I took some time to digest this, because

I see pop music reviewer say things like "the public taste changed from slick production to a more raw sound" and I want to ask: are the people who bought the former record the same who bought the latter? If not, why are we talking about a universal "public taste?"

is such an piercing way of describing that phenomenon. Chef's kiss.

I think in non-polemic real life I generally believe in individualized art criticism. The alternative is believing in a benchmark "reasonable individual", and if I had that kind of faith to throw around I'd rather just pick a religion. But it's also not very interesting to give pure ordered pairs (fact about the work, real number between 0 and 1 that communicates how much I like it), which is kind of what everything at that end of the scale ends up being.

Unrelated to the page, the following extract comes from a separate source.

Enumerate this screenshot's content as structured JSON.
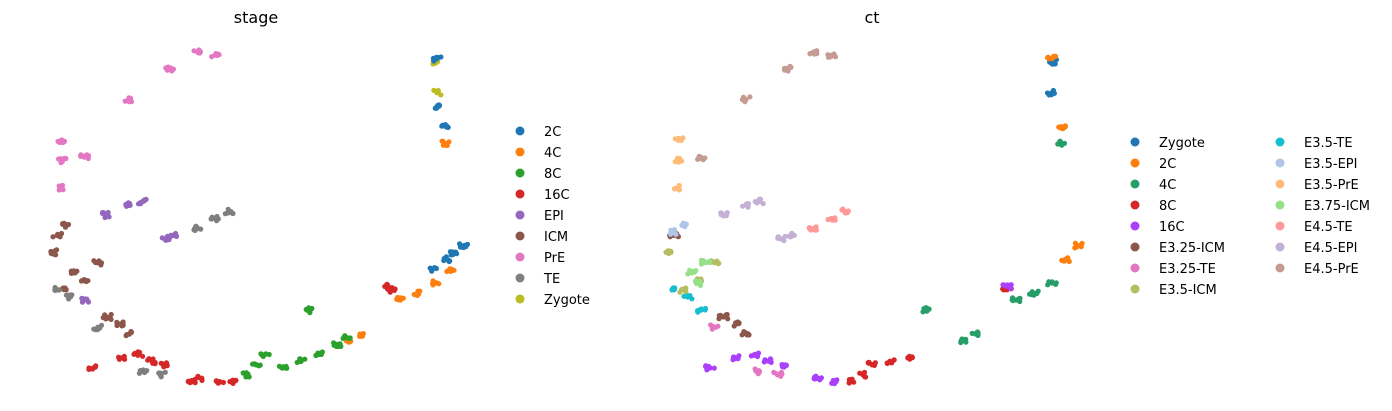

Better to build, if we can, on the facts we agree upon.

Or maybe we accept that there will always be a Wittgenstein's lion that we yearn to communicate with, so we view our art criticism, treat it as art for all intents and purposes, and if the bubbles of qualia that happen are more intriguing than convincing, so be it.

Thank you for replying! I was really worried I had just imposed my rant in somebody comment. And than you for taking your time.

I do fear sometimes that people have such different value system that we can't communicate aesthetic experience. I have to believe that we are not trapped by our own subjectivity, that we can change and reach some new place. It won't always help, we are the lions to someone else, but it can help a bit.